Compared to the press conference with Governor Rusnok after the monetary policy meeting, yesterday's minutes were a lot less hawkish. The minutes did not contain strong enough arguments to support an imminent rate hike versus arguments for a more patient approach. This lead to the market reading it as more dovish than the latest Czech National Bank's (CNB) press conference. According to the board, current developments are in line with their forecasts, which assumes a hike in 3Q17. However, they also mentioned that the costs of a premature hike would be higher than a delayed reaction. The board also discussed financial stability considerations in detail concerning the current monetary policy setting and suggested that an increase in the interest rate would help to mitigate risk related to the recent housing credit dynamics.

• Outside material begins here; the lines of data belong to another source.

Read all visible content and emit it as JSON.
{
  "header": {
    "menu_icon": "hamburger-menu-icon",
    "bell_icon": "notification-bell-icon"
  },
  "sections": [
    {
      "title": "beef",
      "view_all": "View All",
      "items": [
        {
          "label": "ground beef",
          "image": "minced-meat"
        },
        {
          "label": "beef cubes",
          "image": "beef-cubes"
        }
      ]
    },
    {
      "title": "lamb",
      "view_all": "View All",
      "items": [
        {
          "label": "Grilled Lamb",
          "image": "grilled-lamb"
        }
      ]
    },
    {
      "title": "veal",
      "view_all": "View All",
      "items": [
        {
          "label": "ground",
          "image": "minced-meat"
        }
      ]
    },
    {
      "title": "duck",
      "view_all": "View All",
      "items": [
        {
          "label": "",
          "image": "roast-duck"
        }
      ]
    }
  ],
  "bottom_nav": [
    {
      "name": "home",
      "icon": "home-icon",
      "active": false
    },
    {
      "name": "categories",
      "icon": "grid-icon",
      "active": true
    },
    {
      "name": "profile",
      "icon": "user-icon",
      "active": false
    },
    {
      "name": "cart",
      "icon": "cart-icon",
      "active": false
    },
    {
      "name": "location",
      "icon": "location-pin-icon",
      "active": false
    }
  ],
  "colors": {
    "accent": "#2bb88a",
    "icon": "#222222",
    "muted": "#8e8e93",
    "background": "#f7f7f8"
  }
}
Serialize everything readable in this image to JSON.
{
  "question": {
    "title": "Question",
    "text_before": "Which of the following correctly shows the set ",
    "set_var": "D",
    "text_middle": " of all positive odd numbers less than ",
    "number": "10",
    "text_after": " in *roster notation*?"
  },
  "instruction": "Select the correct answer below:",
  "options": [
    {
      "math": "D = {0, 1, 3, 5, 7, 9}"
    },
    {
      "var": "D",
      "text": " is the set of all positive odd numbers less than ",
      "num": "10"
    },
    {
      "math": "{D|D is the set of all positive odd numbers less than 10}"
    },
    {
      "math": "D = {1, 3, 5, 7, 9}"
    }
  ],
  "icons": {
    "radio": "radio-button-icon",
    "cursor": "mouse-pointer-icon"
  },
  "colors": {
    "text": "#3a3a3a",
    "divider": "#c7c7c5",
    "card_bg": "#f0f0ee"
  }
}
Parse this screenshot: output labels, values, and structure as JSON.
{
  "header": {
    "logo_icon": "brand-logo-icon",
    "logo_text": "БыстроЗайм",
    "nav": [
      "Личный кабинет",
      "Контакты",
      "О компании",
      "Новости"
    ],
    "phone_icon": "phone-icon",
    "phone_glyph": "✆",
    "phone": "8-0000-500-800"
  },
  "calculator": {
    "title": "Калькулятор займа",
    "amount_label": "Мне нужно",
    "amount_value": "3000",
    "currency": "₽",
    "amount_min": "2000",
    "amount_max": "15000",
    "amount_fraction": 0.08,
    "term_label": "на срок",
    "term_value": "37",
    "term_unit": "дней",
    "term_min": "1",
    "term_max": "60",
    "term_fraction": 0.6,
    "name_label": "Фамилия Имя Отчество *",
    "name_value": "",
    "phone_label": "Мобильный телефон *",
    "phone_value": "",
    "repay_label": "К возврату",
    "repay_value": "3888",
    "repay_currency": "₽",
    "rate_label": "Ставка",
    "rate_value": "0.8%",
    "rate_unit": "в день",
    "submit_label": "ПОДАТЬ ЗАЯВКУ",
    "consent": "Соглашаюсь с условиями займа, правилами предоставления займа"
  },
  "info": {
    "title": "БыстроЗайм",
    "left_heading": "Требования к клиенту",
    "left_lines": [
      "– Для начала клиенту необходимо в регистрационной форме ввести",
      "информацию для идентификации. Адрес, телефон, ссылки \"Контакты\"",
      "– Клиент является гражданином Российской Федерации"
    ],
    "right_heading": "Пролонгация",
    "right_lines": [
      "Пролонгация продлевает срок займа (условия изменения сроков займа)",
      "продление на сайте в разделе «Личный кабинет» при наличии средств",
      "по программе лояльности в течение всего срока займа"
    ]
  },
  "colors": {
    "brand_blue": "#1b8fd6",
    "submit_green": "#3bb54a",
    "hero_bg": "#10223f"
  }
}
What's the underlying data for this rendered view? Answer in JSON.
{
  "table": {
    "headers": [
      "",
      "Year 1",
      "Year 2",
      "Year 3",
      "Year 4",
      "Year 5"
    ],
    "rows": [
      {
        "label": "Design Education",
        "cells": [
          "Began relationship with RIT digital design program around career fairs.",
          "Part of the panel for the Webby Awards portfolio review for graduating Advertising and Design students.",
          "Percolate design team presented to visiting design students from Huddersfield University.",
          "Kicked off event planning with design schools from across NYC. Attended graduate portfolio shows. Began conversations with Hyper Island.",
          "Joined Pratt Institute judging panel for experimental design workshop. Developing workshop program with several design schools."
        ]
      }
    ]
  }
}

In our view, arguments for further monetary tightening are rising. Economic activity is developing well, and we believe that the CNB should use this situation to escape from the zero-bound trap as soon as possible. Inflationary pressures are robust and are supported by accelerating wages, a historically low unemployment rate and strong household confidence. In May, there was almost a 10% YoY increase in average wages in industrial companies, creating a further positive signal that wage pressures are mounting. Despite stricter loan-to-value limits, recommended by the CNB in April, credit dynamics remain strong for both the housing and consumer loans segments, with new credit dynamics picking up by 20% YoY YTD.
The only relevant anti-inflationary factor is concentrated in lower oil prices, however, for the Czech economy, it only represents a pure positive supply shock, which monetary policy should not respond to. Therefore, we see an interest rate hike coming in the August or September meetings as very likely, and unlikely to be changed by today's inflation figure, which might decelerate due to a fall in fuel prices.